Pas un mot. Depuis quelques mois, une omerta semble entourer les 102 interpellés – dont 40 mineurs- du lycée parisien Arago, arrêtés suite à une manifestation de la fonction publique le 22 mai 2018. Pourtant, depuis le mois d’octobre et ce jusqu’au 4 décembre 2018, certains accusés essuient les bancs du tribunal de Grande Instance de Paris. Stuv, photographe du collectif LaMeute, présent le jour de l’arrestation massive, revient pour nous sur cette affaire complexe entachée d’irrégularités.

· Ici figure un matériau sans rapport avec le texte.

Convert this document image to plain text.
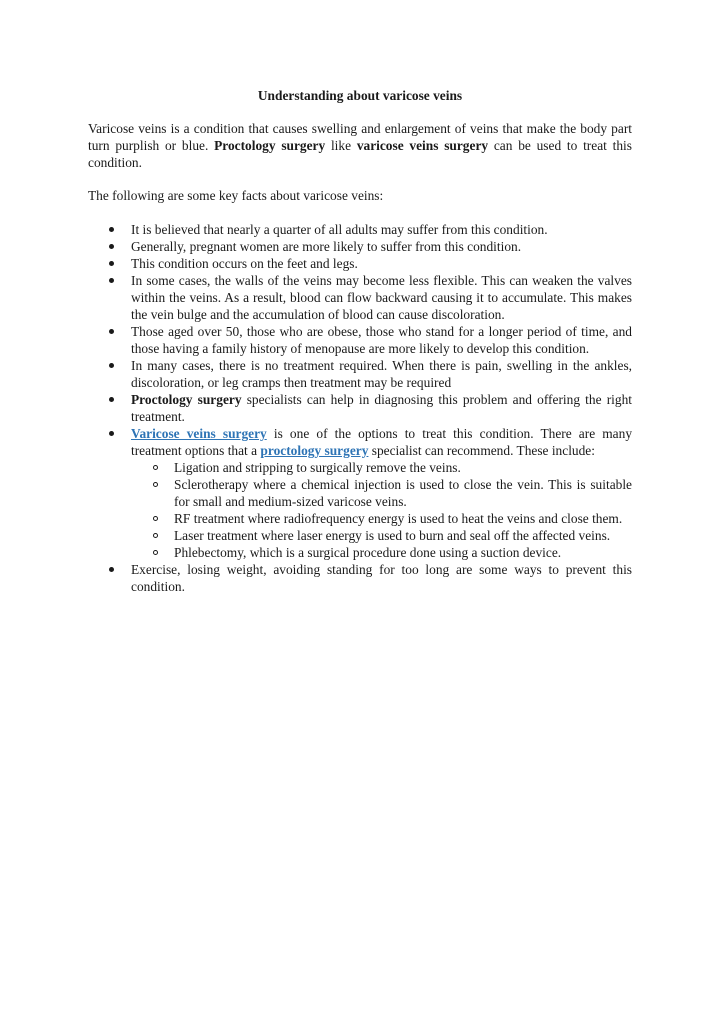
Understanding about varicose veins

Varicose veins is a condition that causes swelling and enlargement of veins that make the body part turn purplish or blue. Proctology surgery like varicose veins surgery can be used to treat this condition.

The following are some key facts about varicose veins:

It is believed that nearly a quarter of all adults may suffer from this condition.
Generally, pregnant women are more likely to suffer from this condition.
This condition occurs on the feet and legs.
In some cases, the walls of the veins may become less flexible. This can weaken the valves within the veins. As a result, blood can flow backward causing it to accumulate. This makes the vein bulge and the accumulation of blood can cause discoloration.
Those aged over 50, those who are obese, those who stand for a longer period of time, and those having a family history of menopause are more likely to develop this condition.
In many cases, there is no treatment required. When there is pain, swelling in the ankles, discoloration, or leg cramps then treatment may be required
Proctology surgery specialists can help in diagnosing this problem and offering the right treatment.
Varicose veins surgery is one of the options to treat this condition. There are many treatment options that a proctology surgery specialist can recommend. These include:
Ligation and stripping to surgically remove the veins.
Sclerotherapy where a chemical injection is used to close the vein. This is suitable for small and medium-sized varicose veins.
RF treatment where radiofrequency energy is used to heat the veins and close them.
Laser treatment where laser energy is used to burn and seal off the affected veins.
Phlebectomy, which is a surgical procedure done using a suction device.
Exercise, losing weight, avoiding standing for too long are some ways to prevent this condition.
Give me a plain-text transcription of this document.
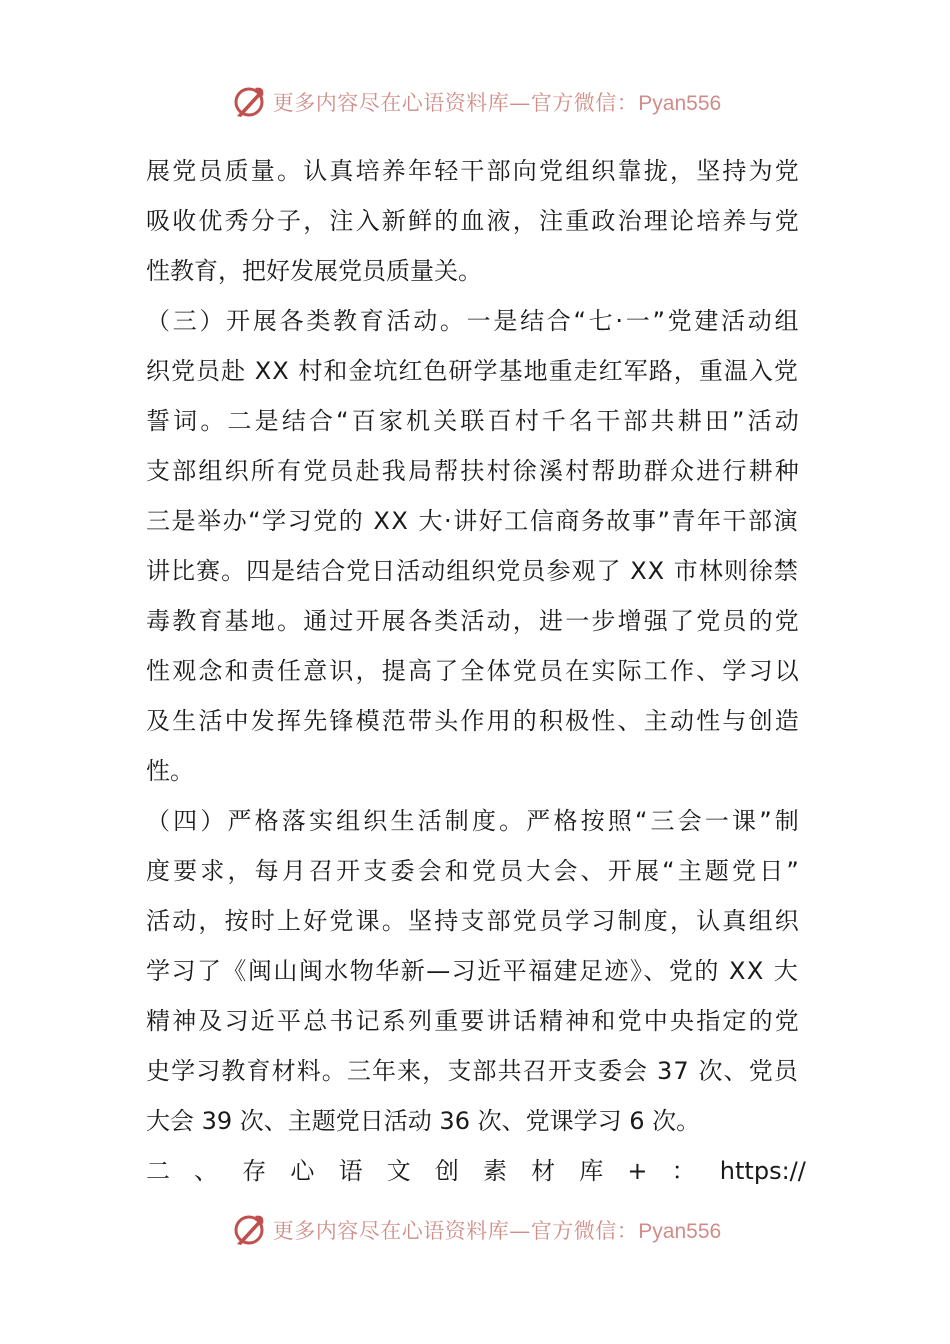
更多内容尽在心语资料库—官方微信：Pyan556
展党员质量。认真培养年轻干部向党组织靠拢，坚持为党
吸收优秀分子，注入新鲜的血液，注重政治理论培养与党
性教育，把好发展党员质量关。
（三）开展各类教育活动。一是结合“七·一”党建活动组
织党员赴 XX 村和金坑红色研学基地重走红军路，重温入党
誓词。二是结合“百家机关联百村千名干部共耕田”活动
支部组织所有党员赴我局帮扶村徐溪村帮助群众进行耕种
三是举办“学习党的 XX 大·讲好工信商务故事”青年干部演
讲比赛。四是结合党日活动组织党员参观了 XX 市林则徐禁
毒教育基地。通过开展各类活动，进一步增强了党员的党
性观念和责任意识，提高了全体党员在实际工作、学习以
及生活中发挥先锋模范带头作用的积极性、主动性与创造
性。
（四）严格落实组织生活制度。严格按照“三会一课”制
度要求，每月召开支委会和党员大会、开展“主题党日”
活动，按时上好党课。坚持支部党员学习制度，认真组织
学习了《闽山闽水物华新—习近平福建足迹》、党的 XX 大
精神及习近平总书记系列重要讲话精神和党中央指定的党
史学习教育材料。三年来，支部共召开支委会 37 次、党员
大会 39 次、主题党日活动 36 次、党课学习 6 次。
二 、 存 心 语 文 创 素 材 库 + ： https://
更多内容尽在心语资料库—官方微信：Pyan556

Au printemps dernier, alors que la manifestation unitaire du 22 mai se termine place de la Nation, les lycéens, rassemblés contre la loi ORE, s’engouffrent dans le lycée Arago, non loin de là. Dans l’attente de leurs résultats sur Parcoursup qui doivent tomber ce jour-là, ils décident d’occuper les bâtiments pour tenir une assemblée générale. Très vite, s’en suit une « intervention musclée » des forces de police pour déloger les jeunes manifestants. Stuv, photographe indépendant venu couvrir la mobilisation et inculpé au même titre que les lycéens, décrit les conditions de cette arrestation massive. “On a été laissés 5h et demi sur le parking de ce commissariat, dans un bus fermé […] Nous n’avions pas d’eau, pas de nourriture […] on a été sortis du bus et parqués comme des animaux”. Suite à une attente interminable et 48h de garde-à-vue dans des conditions jugées inadmissibles, des mineur.es sont mis.es en examen, des contrôles judiciaires tombent quelques jours avant le bac pour celles et ceux dont c’était parfois leur première manifestation. Les étudiants, parents et avocats font rapidement bloc pour dénoncer une répression jugée disproportionnée et abusive.

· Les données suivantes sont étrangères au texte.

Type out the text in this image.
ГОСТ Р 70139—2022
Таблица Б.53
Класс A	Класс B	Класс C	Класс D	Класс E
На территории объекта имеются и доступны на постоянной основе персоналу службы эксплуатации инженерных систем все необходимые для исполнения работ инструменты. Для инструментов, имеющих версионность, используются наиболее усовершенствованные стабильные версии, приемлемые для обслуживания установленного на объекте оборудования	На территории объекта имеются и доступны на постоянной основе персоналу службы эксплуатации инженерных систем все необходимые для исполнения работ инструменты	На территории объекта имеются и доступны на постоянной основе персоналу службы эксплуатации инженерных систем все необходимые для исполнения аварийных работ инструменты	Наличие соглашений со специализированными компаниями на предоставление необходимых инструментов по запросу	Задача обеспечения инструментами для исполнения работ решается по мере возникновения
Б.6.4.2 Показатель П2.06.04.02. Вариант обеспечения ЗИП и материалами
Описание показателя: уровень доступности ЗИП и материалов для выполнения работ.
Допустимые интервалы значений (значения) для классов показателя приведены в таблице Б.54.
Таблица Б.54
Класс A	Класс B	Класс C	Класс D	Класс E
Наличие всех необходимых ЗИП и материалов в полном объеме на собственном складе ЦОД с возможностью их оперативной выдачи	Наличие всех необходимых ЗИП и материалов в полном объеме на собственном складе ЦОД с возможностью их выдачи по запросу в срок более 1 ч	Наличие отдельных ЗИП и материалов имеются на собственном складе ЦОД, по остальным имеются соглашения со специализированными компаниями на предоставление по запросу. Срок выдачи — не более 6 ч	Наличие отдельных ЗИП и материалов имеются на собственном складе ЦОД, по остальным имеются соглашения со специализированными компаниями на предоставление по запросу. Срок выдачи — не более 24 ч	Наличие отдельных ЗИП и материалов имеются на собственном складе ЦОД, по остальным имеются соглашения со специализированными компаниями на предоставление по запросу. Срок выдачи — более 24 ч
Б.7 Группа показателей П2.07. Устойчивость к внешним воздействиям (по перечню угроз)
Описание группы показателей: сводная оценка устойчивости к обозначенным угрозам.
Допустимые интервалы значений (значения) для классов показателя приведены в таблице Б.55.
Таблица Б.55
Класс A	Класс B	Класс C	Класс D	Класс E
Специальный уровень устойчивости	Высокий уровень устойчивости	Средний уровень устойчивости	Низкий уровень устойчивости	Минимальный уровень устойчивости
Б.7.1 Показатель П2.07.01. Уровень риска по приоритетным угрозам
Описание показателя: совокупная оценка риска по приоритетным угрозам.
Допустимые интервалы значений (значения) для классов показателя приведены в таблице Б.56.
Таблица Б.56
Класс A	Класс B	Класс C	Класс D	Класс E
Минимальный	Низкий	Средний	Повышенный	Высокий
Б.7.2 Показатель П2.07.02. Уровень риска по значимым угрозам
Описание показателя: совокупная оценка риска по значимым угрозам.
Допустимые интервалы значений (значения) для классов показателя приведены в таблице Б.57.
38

Enlisement et irrégularités

Les jeunes inculpé.es passent alors en comparution pour “intrusion non autorisée dans un établissement scolaire commise en réunion dans le but de troubler la tranquillité ou le bon ordre de l’établissement” et “participation à un groupement en vue de commettre des violences ou dégradations”. De longs motifs (apparus en 2010 sous la juridiction de la droite sarkozyste) qui semblent finalement juger une “intention de” plus que des actes. En face, les avocats de la défense ne manquent pas de rappeler le caractère politique de ces arrestations et plaident dans un premier temps l’incompétence de la Cour pour les juger.

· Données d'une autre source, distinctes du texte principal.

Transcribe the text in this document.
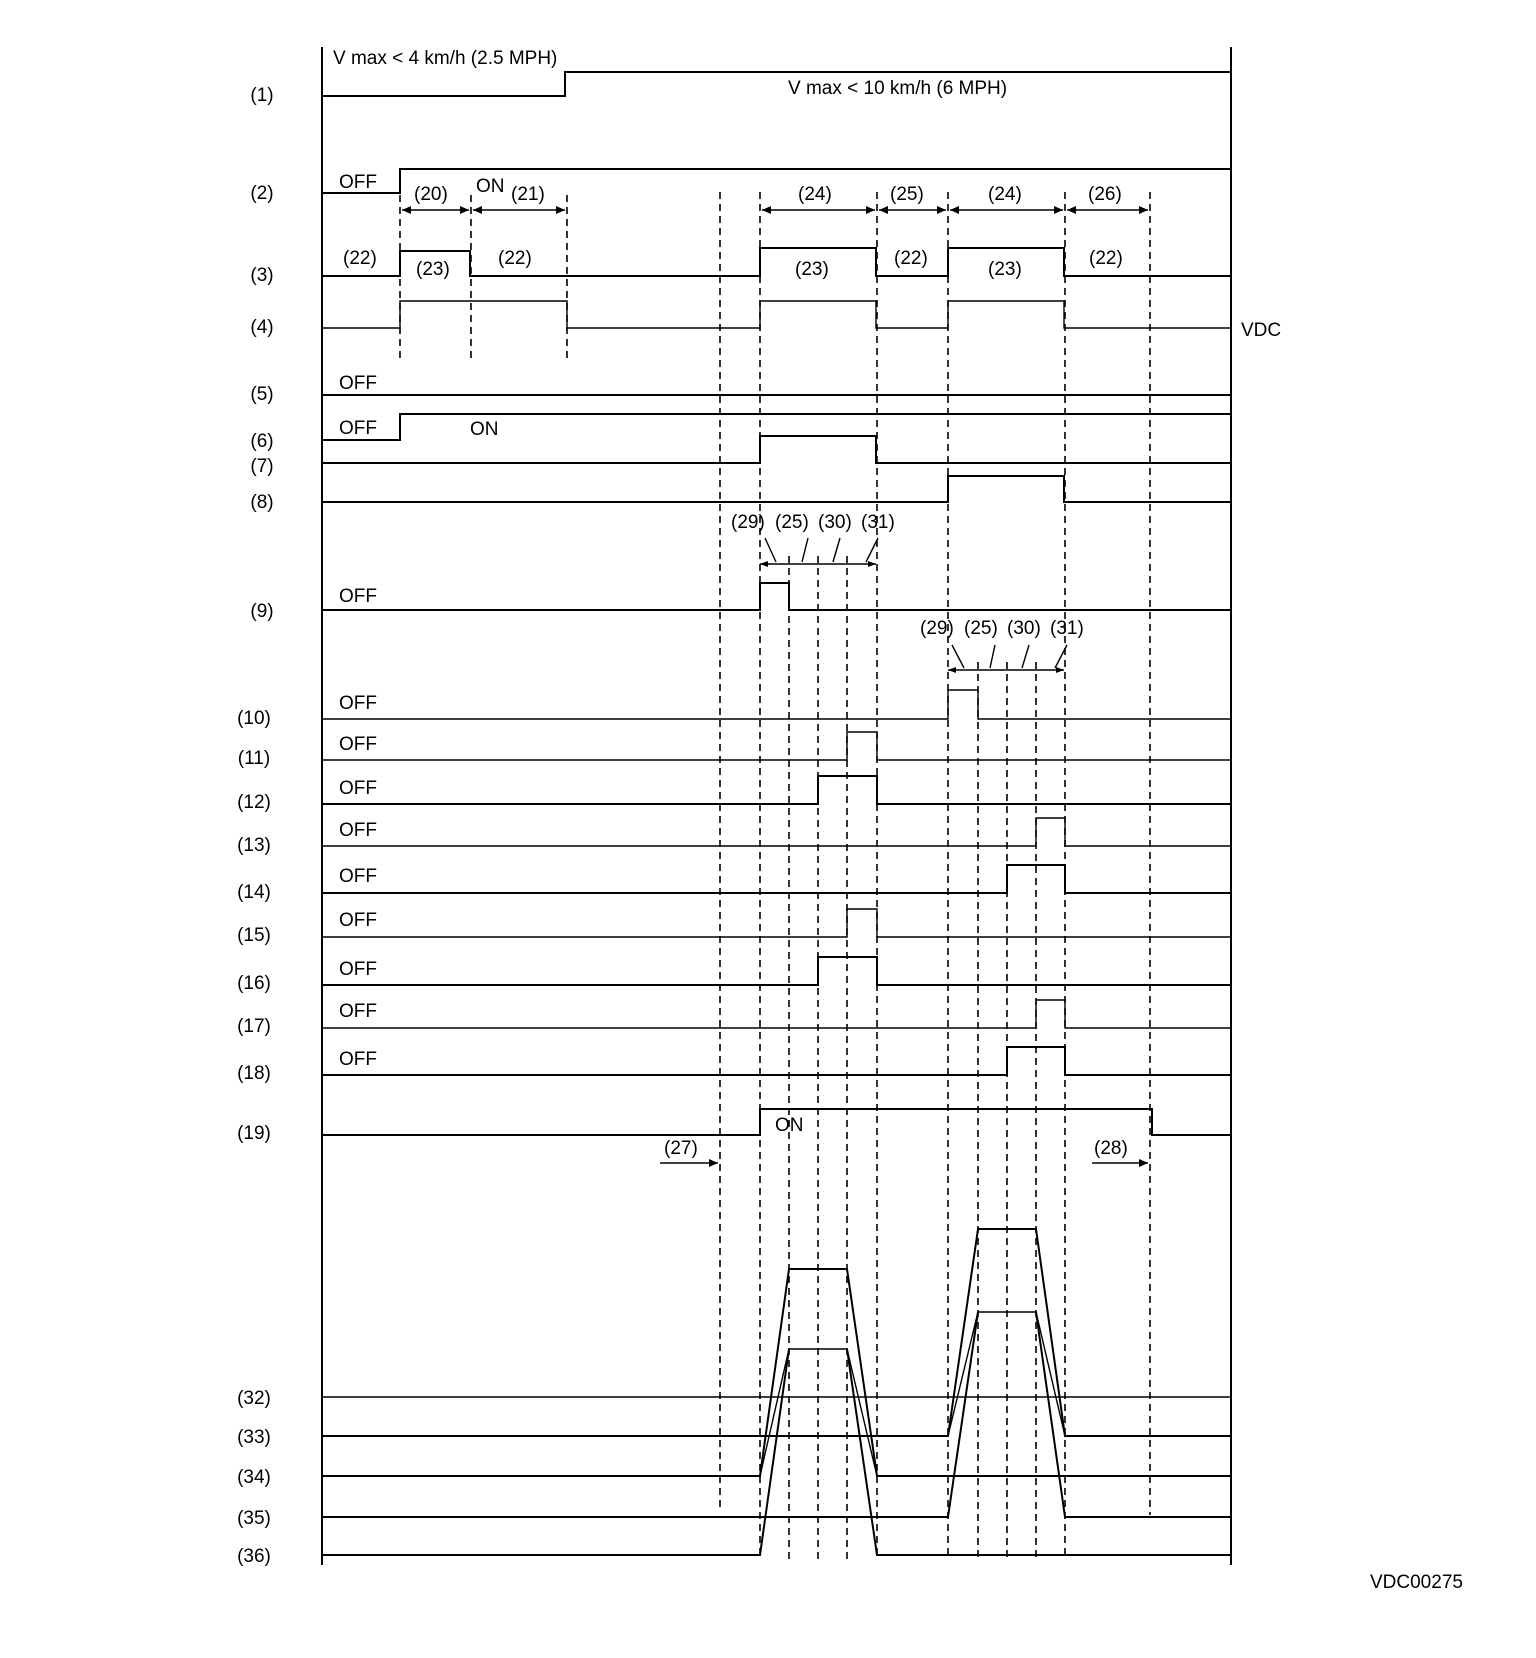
(1)
(2)
(3)
(4)
(5)
(6)
(7)
(8)
(9)
(10)
(11)
(12)
(13)
(14)
(15)
(16)
(17)
(18)
(19)
(32)
(33)
(34)
(35)
(36)
V max < 4 km/h (2.5 MPH)
V max < 10 km/h (6 MPH)
OFF	ON
(20)	(21)	(24)	(25)	(24)	(26)
(22)
(23)
(22)
(23)
(22)
(23)
(22)
VDC
OFF
OFF	ON
(29) (25) (30) (31)
OFF
(29) (25) (30) (31)
OFF
OFF
OFF
OFF
OFF
OFF
OFF
OFF
OFF
ON
(27)	(28)
VDC00275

Pour une occupation d’à peine une heure et une centaine d’interpellations, l’affaire s’éternise pendant des mois et les audiences se multiplient. La procédure semble se noyer devant le nombre de prévenus. Pour Stuv, les policiers “ont interpellé beaucoup plus de monde que ce à quoi ils s’attendaient et se sont embourbés dans une procédure longue et compliquée”. Un cheminement judiciaire truffé d’irrégularités avec des dossiers globalement vides. Depuis le 15 juin 2018, les avocats font face à des fiches d’interpellations non remplies, des erreurs dans les horaires et lieux d’interpellations, des auditions questionnant les convictions politiques des inculpé.es, des procès-verbaux non versés au dossier. En octobre, ils plaident en bloc la nullité de chacun des éléments de l’affaire. La procureure, forcée de reconnaître que “les procédures ne sont pas satisfaisantes” et que “ces gardes-à-vue ne sont pas un modèle du genre”, les considère malgré tout comme régulières et précise qu’aucune nullité ne devrait en résulter.

Soutiens muets et incertitudes

Au printemps dernier, ce “coup de filet” massif a fait beaucoup de bruit et les médias se sont emparés du sujet. Des tribunes ont été publiées, le défenseur des droits a été saisi, un collectif de parents a organisé des rondes hebdomadaires autour de l’établissement. Mais l’été semble avoir emporté avec lui la révolte du printemps. Si un “banquet des libertés” s’est tenu à la rentrée, le 19 septembre, devant le lycée Arago, les rondes hebdomadaires ont cessé, les inculpés ne communiquent plus et le sujet semble tombé dans l’oubli médiatique. La parole publique sur le sort de ces jeunes manifestants s’est tarie, à tel point qu’il s’avère difficile d’obtenir aujourd’hui des informations précises sur la suite des événements. Pourtant, la justice suit son cours : trois audiences ont eu lieu en octobre, une autre est attendue le 4 décembre 2018. Les délibérés suivront jusqu’en décembre 2019. Autant dire que la bataille est loin d’être finie.